O CRISPR pode ser uma ferramenta potencial para a terapia gênica no intuito de editar genes que estão associados a diversas condições genéticas ou adquiridas. Entretanto, questões éticas entram em pauta a respeito do seu uso em embriões humanos, principalmente após o caso do cientista chinês que editou, de forma ilegal, o gene CCR5 em embriões de bebês gerados por fertilização in vitro para supostamente conferir imunidade ao vírus HIV. Atualmente, há, inclusive, uma moratória internacional que reforça o veto às pesquisas com CRISPR em embriões humanos.

Mas existem outros meios de utilizar o CRISPR na pesquisa médica? Sim! Alguns estudos já relataram o potencial de edição de genes a partir das próprias células de um indivíduo adulto. Atualmente, os cientistas têm conseguido extrair células-tronco da medula óssea ou de outros tecidos e editá-las em laboratório no intuito de curar ou tratar algumas doenças.
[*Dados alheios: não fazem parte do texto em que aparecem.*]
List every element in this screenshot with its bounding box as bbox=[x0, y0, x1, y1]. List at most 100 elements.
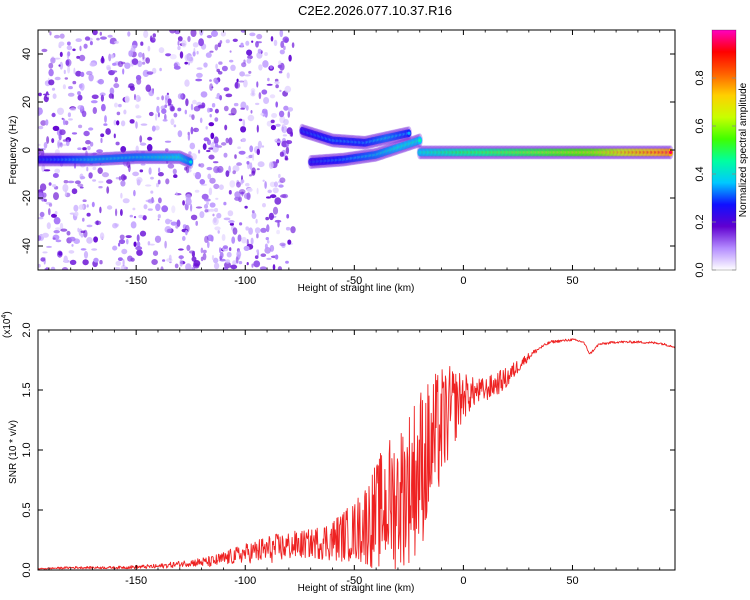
spectrogram-noise-blob bbox=[136, 241, 141, 248]
spectrogram-noise-blob bbox=[145, 57, 150, 64]
spectrogram-noise-blob bbox=[49, 31, 52, 36]
spectrogram-noise-blob bbox=[59, 33, 65, 39]
spectrogram-noise-blob bbox=[200, 91, 208, 98]
spectrogram-noise-blob bbox=[202, 249, 207, 254]
spectrogram-noise-blob bbox=[228, 220, 235, 224]
spectrogram-noise-blob bbox=[40, 120, 47, 126]
spectrogram-noise-blob bbox=[38, 107, 43, 115]
spectrogram-noise-blob bbox=[238, 118, 243, 122]
spectrogram-noise-blob bbox=[165, 53, 172, 57]
spectrogram-noise-blob bbox=[67, 112, 71, 118]
spectrogram-noise-blob bbox=[274, 81, 280, 85]
spectrogram-noise-blob bbox=[243, 245, 250, 251]
spectrogram-noise-blob bbox=[245, 105, 249, 111]
spectrogram-noise-blob bbox=[111, 70, 118, 73]
figure-title: C2E2.2026.077.10.37.R16 bbox=[298, 3, 452, 18]
spectrogram-noise-blob bbox=[120, 146, 127, 153]
snr-x-tick-label: 0 bbox=[460, 575, 466, 587]
spectrogram-noise-blob bbox=[152, 33, 156, 38]
spectrogram-noise-blob bbox=[184, 79, 190, 87]
spectrogram-noise-blob bbox=[150, 190, 154, 194]
spectrogram-noise-blob bbox=[199, 211, 205, 219]
spectrogram-noise-blob bbox=[177, 93, 184, 100]
spectrogram-y-tick-label: 20 bbox=[21, 96, 33, 108]
spectrogram-noise-blob bbox=[100, 94, 104, 102]
spectrogram-noise-blob bbox=[286, 72, 290, 79]
spectrogram-noise-blob bbox=[41, 48, 48, 53]
spectrogram-noise-blob bbox=[204, 209, 209, 213]
spectrogram-noise-blob bbox=[219, 247, 222, 254]
spectrogram-noise-blob bbox=[64, 77, 69, 80]
spectrogram-noise-blob bbox=[245, 40, 250, 46]
spectrogram-noise-blob bbox=[288, 54, 292, 62]
spectrogram-noise-blob bbox=[40, 149, 45, 157]
snr-y-multiplier: (x104) bbox=[1, 311, 13, 338]
spectrogram-noise-blob bbox=[182, 236, 186, 241]
spectrogram-noise-blob bbox=[201, 193, 209, 200]
spectrogram-noise-blob bbox=[188, 114, 193, 118]
spectrogram-noise-blob bbox=[101, 103, 106, 112]
spectrogram-noise-blob bbox=[60, 228, 68, 232]
snr-x-tick-label: -50 bbox=[346, 575, 362, 587]
spectrogram-noise-blob bbox=[279, 30, 284, 38]
spectrogram-noise-blob bbox=[52, 93, 57, 99]
spectrogram-noise-blob bbox=[225, 170, 230, 178]
spectrogram-noise-blob bbox=[122, 198, 130, 204]
spectrogram-noise-blob bbox=[136, 249, 143, 256]
spectrogram-noise-blob bbox=[68, 250, 75, 254]
spectrogram-noise-blob bbox=[284, 38, 289, 44]
spectrogram-noise-blob bbox=[167, 98, 172, 106]
spectrogram-noise-blob bbox=[145, 184, 152, 187]
spectrogram-noise-blob bbox=[213, 217, 217, 223]
spectrogram-noise-blob bbox=[226, 251, 232, 258]
spectrogram-noise-blob bbox=[42, 251, 48, 254]
spectrogram-noise-blob bbox=[276, 229, 280, 235]
spectrogram-noise-blob bbox=[275, 159, 280, 164]
spectrogram-noise-blob bbox=[213, 166, 220, 174]
spectrogram-x-tick-label: -50 bbox=[346, 275, 362, 287]
spectrogram-noise-blob bbox=[274, 181, 278, 188]
spectrogram-noise-blob bbox=[140, 150, 146, 154]
spectrogram-noise-blob bbox=[59, 129, 66, 136]
spectrogram-noise-blob bbox=[52, 173, 59, 178]
snr-x-tick-label: -100 bbox=[234, 575, 256, 587]
spectrogram-noise-blob bbox=[58, 41, 65, 47]
spectrogram-noise-blob bbox=[254, 227, 261, 234]
spectrogram-noise-blob bbox=[143, 30, 149, 38]
spectrogram-noise-blob bbox=[92, 179, 97, 182]
spectrogram-noise-blob bbox=[257, 161, 265, 168]
spectrogram-noise-blob bbox=[192, 42, 199, 48]
spectrogram-noise-blob bbox=[256, 81, 259, 88]
spectrogram-noise-blob bbox=[161, 205, 169, 213]
spectrogram-noise-blob bbox=[58, 251, 63, 256]
spectrogram-noise-blob bbox=[241, 236, 247, 244]
spectrogram-noise-blob bbox=[120, 61, 126, 65]
spectrogram-noise-blob bbox=[83, 130, 90, 137]
spectrogram-noise-blob bbox=[146, 71, 154, 75]
spectrogram-noise-blob bbox=[123, 175, 127, 180]
spectrogram-noise-blob bbox=[173, 65, 181, 70]
spectrogram-noise-blob bbox=[165, 218, 171, 225]
spectrogram-noise-blob bbox=[279, 151, 284, 157]
spectrogram-noise-blob bbox=[114, 102, 118, 108]
spectrogram-noise-blob bbox=[247, 114, 255, 122]
spectrogram-noise-blob bbox=[240, 42, 244, 47]
spectrogram-noise-blob bbox=[53, 192, 59, 201]
spectrogram-noise-blob bbox=[73, 67, 76, 75]
spectrogram-noise-blob bbox=[81, 110, 87, 118]
spectrogram-noise-blob bbox=[139, 169, 144, 173]
spectrogram-noise-blob bbox=[277, 266, 282, 270]
spectrogram-noise-blob bbox=[150, 176, 154, 180]
spectrogram-noise-blob bbox=[89, 41, 93, 46]
spectrogram-noise-blob bbox=[43, 198, 47, 202]
spectrogram-noise-blob bbox=[86, 212, 91, 217]
spectrogram-noise-blob bbox=[185, 263, 192, 270]
spectrogram-noise-blob bbox=[67, 65, 71, 74]
spectrogram-noise-blob bbox=[229, 247, 232, 252]
spectrogram-noise-blob bbox=[225, 93, 233, 98]
spectrogram-y-tick-label: -40 bbox=[21, 238, 33, 254]
spectrogram-noise-blob bbox=[195, 206, 203, 209]
spectrogram-noise-blob bbox=[170, 118, 175, 126]
spectrogram-noise-blob bbox=[88, 172, 93, 179]
spectrogram-noise-blob bbox=[93, 257, 99, 263]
A ideia é reintroduzir essas células no paciente para avaliar se há o resgate do fenótipo saudável.

Em junho de 2012, pesquisadores das empresas Vertex (EUA) e CRISPR Therapeutics (EUA) relataram os resultados de um teste clínico em 75 voluntários com anemia falciforme ou beta talassemia. No estudo, eles conseguiram retirar células sanguíneas da medula óssea dos pacientes para editar uma região regulatória do gene da hemoglobina fetal, que só está ativo no feto. As células sanguíneas editadas foram reintroduzidas nos pacientes, permitindo a produção dessa forma alternativa da hemoglobina. Como resultado, 95% dos pacientes com beta talassemia não precisaram mais de transfusões de sangue.
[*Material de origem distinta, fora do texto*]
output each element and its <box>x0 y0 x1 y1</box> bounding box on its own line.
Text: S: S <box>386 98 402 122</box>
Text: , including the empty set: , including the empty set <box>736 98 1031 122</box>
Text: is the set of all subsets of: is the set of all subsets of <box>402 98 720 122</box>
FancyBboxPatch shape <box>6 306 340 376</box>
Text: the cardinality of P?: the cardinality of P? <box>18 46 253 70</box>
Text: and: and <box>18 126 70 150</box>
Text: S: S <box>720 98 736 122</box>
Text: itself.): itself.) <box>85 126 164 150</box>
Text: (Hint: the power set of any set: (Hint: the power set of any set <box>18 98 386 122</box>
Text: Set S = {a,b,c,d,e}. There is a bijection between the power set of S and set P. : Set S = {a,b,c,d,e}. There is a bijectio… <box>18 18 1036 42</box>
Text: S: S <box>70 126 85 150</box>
Outra aplicação bem-sucedida ocorreu em um estudo na Universidade de Oregon (EUA), entre 2020 e 2021, onde a tecnologia CRISPR foi injetada em um dos olhos de sete pacientes voluntários que apresentam cegueira congênita. Nesse caso, o gene Cep290 foi editado para resgatar sua funcionalidade. Dois dos sete pacientes apresentaram reversão parcial da cegueira. 

É importante relatar que, atualmente, estamos em fase de testes clínicos pontuais no uso da terapia gênica por CRISPR, e se eles forem bem-sucedidos, podem permitir o avanço para testes mais amplos.

Imunoterapia

Na corrida por melhores tratamentos para o câncer, o que temos de mais atual é a terapia que utiliza células imunes do próprio paciente, engenheiradas geneticamente e reprogramadas, que receberam genes que produzem receptores capazes de identificar eficientemente células tumorais. Ela já foi aprovada para uso em alguns tipos de cânceres, mostrando bons resultados. Novas pesquisas e testes estão sendo feitos adicionando a técnica de CRISPR em linfócitos T engenheirados para editar alguns genes, para aumentar ainda mais a eficácia do combate ao câncer.

 A Universidade de Pennsylvania (EUA) iniciou um teste imunoterápico em 2019 em três pacientes com cânceres distintos, utilizando o combo de linfócitos T engenheirados e a edição por CRISPR. Entretanto, após a reintrodução das células editadas nos pacientes, apenas dois apresentaram retardo temporário no crescimento do tumor.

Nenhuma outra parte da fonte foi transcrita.